Поручик опустил голову, разглядывая собственные начищенные до блеска сапоги.
— Вот смотрю я на тебя, Костя, и думаю, что нет у меня желания продырявить твою глупую голову, — вздохнул Бахметьев, останавливаясь напротив него. — Но ведь, другим того не скажешь. Стало быть… не обессудь.
— Я виноват, — поднял голову Константин. — Назовите место и время.
— Я пришлю своего секунданта, — махнул рукой Бахметьев. — Ступай, пока я просто не решил подпортить твоё смазливое личико.
Едва за Вершининым закрылась дверь, как все напускное спокойствие графа Бахметьева тотчас улетучилось. Тяжёлый письменный прибор с грохотом ударился о стену, брошенный сильной рукой.
— Дурак! Щенок! — свистящим шёпотом, выругался Георгий Алексеевич.
Но более всего он был зол не на Вершинина. Попадись ему сейчас под руку его дражайшая невеста… Что ж, сегодняшнего визита к Епифановым не избежать. Надобно было самому высказать Олесе Андревне всё, что он о ней думает. Не собирался он становиться под венцы с девицей, что, ещё не успев стать его женой, прославила его на весь Петербург!
Время неумолимо близилось к вечеру. Георгий Алексеевич уже успел послать записку князю Дашкову, в которой просил оного быть своим секундантом. Почему именно Дашков? Николай Алексеевич хорошо знал Бахметьева старшего и после его смерти практически заменил отца юному Георгию. Жоржу очень бы хотелось решить дело миром, но он не знал, как и потому надеялся, что Дашков найдёт способ избежать дуэли. Убивать Вершинина ему не хотелось, ведь ясно же было, что именно щедро расточаемые Олесей авансы, вскружили тому голову.
Напольные часы в кабинете мелодично отзвонили пять раз. Донесения и рапорта, которые он должен был рассмотреть сегодня, так и остались нетронутыми на письменном столе.
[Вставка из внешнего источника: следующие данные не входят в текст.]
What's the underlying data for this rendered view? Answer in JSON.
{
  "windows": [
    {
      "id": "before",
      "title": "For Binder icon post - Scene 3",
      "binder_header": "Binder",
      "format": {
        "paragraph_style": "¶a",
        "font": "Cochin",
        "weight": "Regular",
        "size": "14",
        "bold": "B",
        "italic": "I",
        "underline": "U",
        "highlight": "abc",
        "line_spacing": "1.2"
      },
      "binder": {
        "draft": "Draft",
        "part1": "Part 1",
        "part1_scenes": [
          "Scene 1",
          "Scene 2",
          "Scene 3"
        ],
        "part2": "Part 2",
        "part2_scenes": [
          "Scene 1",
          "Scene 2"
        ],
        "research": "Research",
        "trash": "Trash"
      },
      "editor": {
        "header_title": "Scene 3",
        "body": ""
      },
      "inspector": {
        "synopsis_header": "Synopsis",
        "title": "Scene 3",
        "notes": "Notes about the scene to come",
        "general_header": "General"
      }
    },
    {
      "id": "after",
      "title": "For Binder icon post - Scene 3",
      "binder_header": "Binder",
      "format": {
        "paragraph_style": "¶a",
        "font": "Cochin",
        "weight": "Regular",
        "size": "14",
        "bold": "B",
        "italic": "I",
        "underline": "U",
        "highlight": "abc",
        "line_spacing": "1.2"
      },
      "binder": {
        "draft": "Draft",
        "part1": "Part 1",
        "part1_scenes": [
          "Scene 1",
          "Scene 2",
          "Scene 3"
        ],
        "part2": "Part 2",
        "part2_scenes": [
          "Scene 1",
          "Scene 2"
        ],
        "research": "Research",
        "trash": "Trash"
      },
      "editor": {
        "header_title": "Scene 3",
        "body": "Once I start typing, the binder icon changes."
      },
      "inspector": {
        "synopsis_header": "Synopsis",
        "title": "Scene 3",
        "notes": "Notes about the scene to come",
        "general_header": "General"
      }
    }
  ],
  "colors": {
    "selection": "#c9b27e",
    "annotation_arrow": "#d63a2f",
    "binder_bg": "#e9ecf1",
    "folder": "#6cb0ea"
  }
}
Поднявшись из-за стола, Георгий Алексеевич, накинул на плечи шинель и поспешил к ожидающему его экипажу.
— На Пироговскую, — бросил он вознице, поднимаясь на подножку.
По дороге к особняку Епифановых Бахметьев обдумывал предстоящий разговор с Олесей: «С чего начать? Заявить с порога, что все знает о её связи с Вершининым? Пошло, — вздохнул граф. — Но в подобной ситуации, что не говори, всё будет пошло».
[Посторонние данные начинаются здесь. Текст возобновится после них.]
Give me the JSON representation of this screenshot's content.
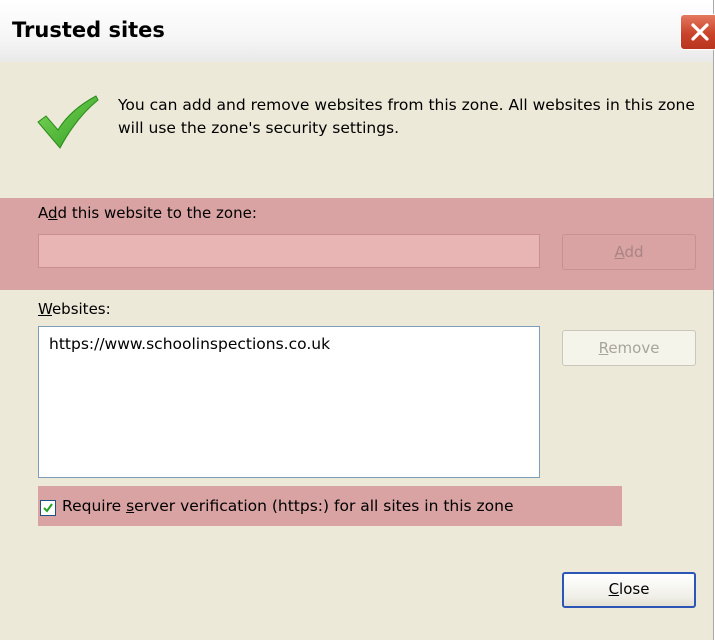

Экипаж остановился, и Георгий Алексеевич нехотя выбрался из него. Швейцар при виде его сиятельства гостеприимно распахнул двери, лакей поспешил принять у него шинель и фуражку. Поправив перед зеркалом, упавшую на лоб курчавую прядь, и одёрнув мундир, Бахметьев проследовал за дворецким в гостиную. Все семейство, включая генерала, было в сборе. Поприветствовав должным образом собравшихся, Георгий Алексеевич остановился у кресла, в котором сидела Олеся.
— Олеся Андревна, могу я говорить с вами наедине?
От холодности его тона, у Олеси по спине побежали мурашки. «Он знает! — мелькнула в голове тревожная мысль. — Боже, ну почему Ланский не ответил?» — ведь она так надеялась, что всё удастся уладить через Сержа.
— Bien Sûr, Georges (Конечно, Жорж), — улыбнулась дрожащими губами девушка и поднялась, опираясь на предложенную руку.
Лакей услужливо распахнул двери в бальную залу, которая находилась сразу за гостиной и нынче была совершенно пуста. Бахметьев довёл Олесю почти до середины и выпустил руку девушки, остановившись. Из гостиной их могли видеть, но не слышать. Ещё проходя через гостиную, он заметил тревогу на лице Натальи и недоумение в глазах генеральши. Но нынче ему было плевать на то, что вёл он себя неучтиво. Он надеялся, что более ему не придётся переступать порог этого дома.
Бахметьев молчал, и его молчание действовало Олесе на нервы.
— Вы хотели говорить со мной, что же вы молчите? — не выдержала она и первой начала разговор.
— Не догадываетесь, о чём я собирался говорить с вами? — обманчиво спокойно спросил граф.
— Не имею ни малейшего представления, — фыркнула mademoiselle Епифанова.
— Я говорил вам, что не люблю вас? — поинтересовался он.
— Издеваетесь? — со слезами в голосе ответила Олеся.
— Нисколько. Это вам пришло в голову издеваться надо мной, — тихо отозвался он. — Ещё не став моей женой, вы добыли мне весьма сомнительную славу рогоносца. Как, по-вашему? Я должен смиренно принять все?
— Жорж, — протянула руку Олеся, касаясь рукава его мундира, — то была ошибка. Вершинин мне проходу не давал. Это всего лишь увлечение. Я никого и никогда не любила так, как вас люблю.